New paper finds Borda count beats STAR, plurality in democratic voting models
Phase transitions in optimal voting rules mapped across rugged landscapes
Joshua Nunley's paper "Democracy on Rugged Landscapes: Phase Transitions in Optimal Voting Rules" (arXiv:2606.02813, submitted to ALIFE 2026) models collective governance as optimization on NK fitness landscapes. In this framework, shared bits represent laws updated by voting, while individual bits remain fixed. A cross-dependency parameter α controls how legislation's effects depend on personal circumstances. The study compares eight standard voting methods—including plurality, Borda count, STAR voting, and cardinal score voting—across landscape ruggedness K from 1 to 20 and α from 0 to 1, with 1,000 runs per configuration.

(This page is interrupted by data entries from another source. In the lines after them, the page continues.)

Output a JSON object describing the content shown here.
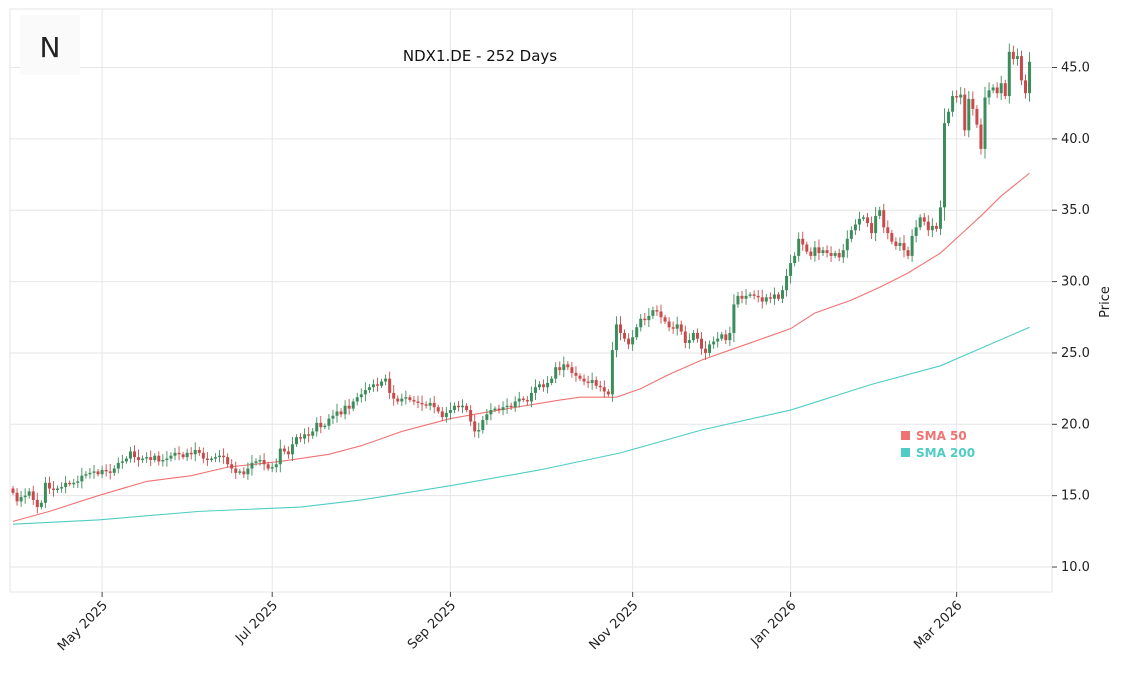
{
  "logo": {
    "letter": "N"
  },
  "chart_data": {
    "type": "candlestick",
    "title": "NDX1.DE - 252 Days",
    "ylabel": "Price",
    "ylim": [
      8.25,
      49.1
    ],
    "grid": true,
    "y_axis_side": "right",
    "yticks": [
      "10.0",
      "15.0",
      "20.0",
      "25.0",
      "30.0",
      "35.0",
      "40.0",
      "45.0"
    ],
    "xticks": [
      {
        "label": "May 2025",
        "day": 22
      },
      {
        "label": "Jul 2025",
        "day": 64
      },
      {
        "label": "Sep 2025",
        "day": 108
      },
      {
        "label": "Nov 2025",
        "day": 153
      },
      {
        "label": "Jan 2026",
        "day": 192
      },
      {
        "label": "Mar 2026",
        "day": 233
      }
    ],
    "colors": {
      "up": "#3c8d5c",
      "down": "#c94a4a",
      "sma50": "#f07373",
      "sma200": "#4fcdc4",
      "grid": "#e6e6e6"
    },
    "close": [
      15.2,
      14.6,
      14.9,
      15.0,
      15.3,
      14.7,
      14.2,
      14.5,
      15.9,
      15.5,
      15.4,
      15.5,
      15.6,
      15.9,
      15.8,
      15.9,
      16.0,
      16.4,
      16.5,
      16.6,
      16.7,
      16.5,
      16.8,
      16.7,
      16.6,
      16.9,
      17.3,
      17.4,
      17.6,
      18.1,
      17.7,
      17.5,
      17.6,
      17.7,
      17.5,
      17.8,
      17.4,
      17.5,
      17.6,
      17.8,
      18.0,
      17.9,
      17.7,
      18.0,
      17.9,
      18.2,
      18.0,
      17.6,
      17.5,
      17.6,
      17.7,
      17.8,
      17.7,
      17.2,
      16.9,
      16.6,
      16.7,
      16.5,
      16.9,
      17.3,
      17.4,
      17.5,
      17.2,
      16.9,
      17.0,
      17.2,
      18.3,
      18.1,
      17.9,
      18.6,
      19.1,
      19.0,
      19.3,
      19.2,
      19.5,
      20.1,
      19.8,
      19.9,
      20.4,
      20.6,
      20.9,
      20.7,
      21.3,
      21.1,
      21.6,
      21.9,
      22.1,
      22.4,
      22.6,
      22.8,
      22.7,
      23.0,
      23.2,
      22.2,
      21.8,
      21.6,
      21.8,
      21.9,
      21.7,
      21.6,
      21.5,
      21.4,
      21.3,
      21.5,
      21.2,
      20.9,
      20.5,
      20.8,
      21.0,
      21.3,
      21.2,
      21.3,
      21.0,
      20.2,
      19.5,
      19.6,
      20.3,
      20.7,
      21.0,
      21.1,
      21.0,
      21.2,
      21.3,
      21.2,
      21.6,
      21.8,
      21.7,
      21.6,
      22.2,
      22.6,
      22.8,
      22.6,
      22.9,
      23.2,
      24.0,
      23.8,
      24.2,
      24.0,
      23.6,
      23.4,
      23.2,
      23.0,
      22.9,
      23.1,
      22.7,
      22.6,
      22.3,
      22.1,
      25.2,
      27.0,
      26.4,
      26.0,
      25.6,
      26.1,
      26.8,
      27.4,
      27.3,
      27.6,
      28.0,
      27.9,
      27.5,
      27.2,
      26.8,
      26.7,
      27.0,
      26.5,
      25.7,
      25.9,
      26.4,
      26.0,
      25.3,
      25.0,
      25.6,
      25.8,
      26.0,
      26.3,
      25.9,
      26.4,
      28.4,
      29.0,
      28.8,
      29.0,
      29.1,
      29.0,
      28.9,
      28.6,
      28.9,
      28.8,
      29.1,
      28.8,
      29.4,
      30.4,
      31.3,
      31.8,
      33.0,
      32.6,
      32.1,
      31.8,
      32.4,
      32.0,
      32.2,
      32.0,
      31.8,
      32.0,
      31.7,
      32.2,
      33.0,
      33.6,
      34.0,
      34.4,
      34.5,
      34.1,
      33.4,
      34.6,
      35.0,
      33.8,
      33.4,
      32.8,
      32.5,
      32.7,
      32.2,
      31.8,
      33.2,
      33.8,
      34.5,
      34.2,
      33.6,
      33.9,
      33.7,
      35.2,
      41.1,
      41.9,
      43.0,
      42.9,
      43.1,
      40.6,
      42.8,
      42.1,
      41.0,
      39.3,
      42.9,
      43.4,
      43.6,
      43.2,
      43.9,
      43.0,
      46.1,
      45.6,
      45.8,
      44.1,
      43.2,
      45.4
    ],
    "open_first": 15.5,
    "series": [
      {
        "name": "SMA 50",
        "points": [
          [
            0,
            13.2
          ],
          [
            9,
            13.9
          ],
          [
            21,
            15.0
          ],
          [
            33,
            16.0
          ],
          [
            44,
            16.4
          ],
          [
            53,
            17.0
          ],
          [
            66,
            17.4
          ],
          [
            78,
            17.9
          ],
          [
            86,
            18.5
          ],
          [
            96,
            19.5
          ],
          [
            108,
            20.4
          ],
          [
            120,
            21.0
          ],
          [
            135,
            21.7
          ],
          [
            140,
            21.9
          ],
          [
            149,
            21.9
          ],
          [
            155,
            22.5
          ],
          [
            162,
            23.5
          ],
          [
            170,
            24.5
          ],
          [
            180,
            25.5
          ],
          [
            192,
            26.7
          ],
          [
            198,
            27.8
          ],
          [
            207,
            28.7
          ],
          [
            214,
            29.6
          ],
          [
            221,
            30.6
          ],
          [
            229,
            32.0
          ],
          [
            234,
            33.3
          ],
          [
            239,
            34.6
          ],
          [
            244,
            36.0
          ],
          [
            251,
            37.6
          ]
        ]
      },
      {
        "name": "SMA 200",
        "points": [
          [
            0,
            13.0
          ],
          [
            21,
            13.3
          ],
          [
            46,
            13.9
          ],
          [
            71,
            14.2
          ],
          [
            86,
            14.7
          ],
          [
            108,
            15.7
          ],
          [
            130,
            16.8
          ],
          [
            150,
            18.0
          ],
          [
            170,
            19.6
          ],
          [
            192,
            21.0
          ],
          [
            212,
            22.8
          ],
          [
            229,
            24.1
          ],
          [
            251,
            26.8
          ]
        ]
      }
    ],
    "legend": {
      "placement": "lower-right inside",
      "items": [
        "SMA 50",
        "SMA 200"
      ]
    }
  }
}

The results reveal sharp phase transitions in direct democracy: cardinal score voting dominates on smooth landscapes, ordinal scoring with p=0.35 at low-to-moderate ruggedness, Borda count across a wide middle range, and STAR voting at the highest complexity. A two-parameter empirical formula reduces the (K, α) plane to a single complexity axis for visualization. Remarkably, Borda count achieves the highest mean fitness and lowest variance across most of the parameter space. The paper also introduces a representative democracy model with identity weight β and candidate self-interest p_self. Under representation, cardinal score voting dominates most regimes, with plurality emerging as the top method at high β and low-to-moderate p_self.
- Borda count outperforms all other voting methods on both mean fitness and variance across most complexity levels
- Phase transitions in optimal voting rules occur as landscape ruggedness increases
- In representative democracy models, cardinal score voting dominates except at high identity weight where plurality wins
Why It Matters
This research provides a rigorous computational framework for choosing voting rules that maximize collective outcomes in complex policy landscapes.